Depuis 2003, cette action a fait l'objet de deux marchés successifs, reconductibles deux fois. 68 personnes sont, en 2008, salariés par la Cimade pour cette mission, qui est aussi assurée par de nombreux bénévoles (30 dans les CRA, 100 dans les LRA, et 220 interprètes mobilisables gratuitement au téléphone, et maîtrisant au total 64 langues).

L'action des membres de l'association consiste à s'entretenir avec les étrangers retenus afin de les aider à comprendre les procédures complexes du placement en rétention et de l'éloignement du territoire, à établir un diagnostic de leur situation individuelle, et à les assister dans l'exercice de leurs droits, en particulier par la rédaction des requêtes nécessaires et la saisine des juridictions compétentes.

Sur la base de cette compréhension réciproque, l'intéressé décide ensuite des démarches qu'il souhaite entreprendre.

La Cimade a décidé de témoigner sur ces lieux de privation de liberté et de proposer les modifications souhaitables. Cette prise de parole commence par une interpellation des pouvoirs publics (préfecture et ministère en particulier) avant de se traduire éventuellement par une expression publique. Elle publie un rapport annuel sur les lieux de rétention.

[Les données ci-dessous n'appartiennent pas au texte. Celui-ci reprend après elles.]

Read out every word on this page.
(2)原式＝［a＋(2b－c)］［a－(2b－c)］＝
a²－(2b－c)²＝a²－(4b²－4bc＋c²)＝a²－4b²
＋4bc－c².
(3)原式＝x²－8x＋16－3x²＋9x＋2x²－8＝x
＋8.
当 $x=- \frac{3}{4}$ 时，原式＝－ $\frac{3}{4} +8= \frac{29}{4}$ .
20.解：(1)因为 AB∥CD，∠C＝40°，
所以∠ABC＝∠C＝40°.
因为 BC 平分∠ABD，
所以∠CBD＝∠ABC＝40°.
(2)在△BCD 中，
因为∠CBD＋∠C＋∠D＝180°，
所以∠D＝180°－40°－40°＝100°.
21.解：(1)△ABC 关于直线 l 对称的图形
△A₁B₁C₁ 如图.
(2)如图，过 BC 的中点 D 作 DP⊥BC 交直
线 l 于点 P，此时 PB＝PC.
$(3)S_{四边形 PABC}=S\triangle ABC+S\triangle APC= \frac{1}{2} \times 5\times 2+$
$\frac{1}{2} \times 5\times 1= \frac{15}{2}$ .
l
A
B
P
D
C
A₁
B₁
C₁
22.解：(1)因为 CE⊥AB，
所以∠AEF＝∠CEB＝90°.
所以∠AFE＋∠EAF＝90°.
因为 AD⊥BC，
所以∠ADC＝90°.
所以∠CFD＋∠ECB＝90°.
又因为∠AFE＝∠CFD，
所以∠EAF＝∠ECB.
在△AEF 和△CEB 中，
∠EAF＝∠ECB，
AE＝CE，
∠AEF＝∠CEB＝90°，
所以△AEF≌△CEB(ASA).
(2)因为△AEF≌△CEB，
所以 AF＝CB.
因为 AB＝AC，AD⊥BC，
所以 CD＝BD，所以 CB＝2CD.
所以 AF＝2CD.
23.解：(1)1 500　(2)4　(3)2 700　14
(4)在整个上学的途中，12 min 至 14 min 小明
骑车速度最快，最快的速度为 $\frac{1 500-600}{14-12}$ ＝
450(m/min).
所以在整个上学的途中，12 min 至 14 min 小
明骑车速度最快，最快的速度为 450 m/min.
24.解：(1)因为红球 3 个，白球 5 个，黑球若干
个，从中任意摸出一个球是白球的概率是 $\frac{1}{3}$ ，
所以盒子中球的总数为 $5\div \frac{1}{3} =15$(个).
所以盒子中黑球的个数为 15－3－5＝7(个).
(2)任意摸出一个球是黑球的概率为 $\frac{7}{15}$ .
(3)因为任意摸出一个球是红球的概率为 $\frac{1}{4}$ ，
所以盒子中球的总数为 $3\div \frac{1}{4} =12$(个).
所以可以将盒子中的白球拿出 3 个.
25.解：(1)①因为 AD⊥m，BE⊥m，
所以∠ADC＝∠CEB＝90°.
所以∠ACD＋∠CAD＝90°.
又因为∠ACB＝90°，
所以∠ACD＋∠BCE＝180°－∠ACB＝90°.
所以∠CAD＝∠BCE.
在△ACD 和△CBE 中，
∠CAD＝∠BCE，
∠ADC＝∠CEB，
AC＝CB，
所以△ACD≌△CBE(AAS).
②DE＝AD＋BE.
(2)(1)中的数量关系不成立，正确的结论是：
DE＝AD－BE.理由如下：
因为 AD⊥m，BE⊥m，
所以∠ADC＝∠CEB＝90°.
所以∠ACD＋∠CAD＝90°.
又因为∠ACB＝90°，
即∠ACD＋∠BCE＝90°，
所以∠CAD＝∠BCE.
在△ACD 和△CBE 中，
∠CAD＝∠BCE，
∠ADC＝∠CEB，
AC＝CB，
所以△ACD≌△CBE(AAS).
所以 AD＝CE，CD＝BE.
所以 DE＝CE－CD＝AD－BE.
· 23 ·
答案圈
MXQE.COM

Il ne revient pas à la Cour dans le cadre de ce rapport de porter une appréciation sur l'action de la Cimade, ni de déterminer s'il faut une ou plusieurs associations pour assumer cette tâche. En revanche, la démarche du ministère appelle trois remarques au regard de l'utilisation optimale de l'argent public :

- le choix de l'allotissement géographique, censé améliorer l'efficacité de la dépense, n'a pas fait l'objet d'une analyse détaillée préalable de ses coûts et de ses avantages au regard des objectifs fixés.

Le ministère indique certes que ce dispositif permet de formaliser ses exigences pour faciliter la certification du service fait, considérée jusqu'à présent comme insuffisante. Cependant, ce résultat aurait pu être atteint sans l'allotissement.

Il souligne en outre que des éléments d'analyse coûts-avantages ont été employés dans la rédaction des pièces et le dépouillement des offres. Mais ceci relève d'une formalisation de critères de choix plus que d'une étude de l'intérêt ou non de l'allotissement géographique et de ses conséquences ;

- l'utilisation de la procédure d'allotissement, qui fait appel à six personnes morales différentes, nécessite en contrepartie une analyse rigoureuse et approfondie de la qualité de l'expertise et surtout des références dont elles disposent, sur lesquelles la Cour n'a pas eu d'information précise ;

- il est incertain qu'un dispositif éclaté entre plusieurs intervenants par grandes régions puisse être plus efficace et moins coûteux qu'un dispositif national, dès lors qu'il est réellement souhaité conserver une vision d'ensemble sur les conditions d'assistance juridique et garantir qu'un retenu qui changerait de CRA bénéficie d'une continuité dans l'aide juridique apportée.

En définitive, sur le plan budgétaire, la Cour n'est pas convaincue par les arguments donnés par le ministère de l'immigration pour justifier le choix d'un dispositif d'allotissement géographique, de préférence à d'autres modalités pratiques, en vue d'assurer une diversité des personnes morales intervenantes.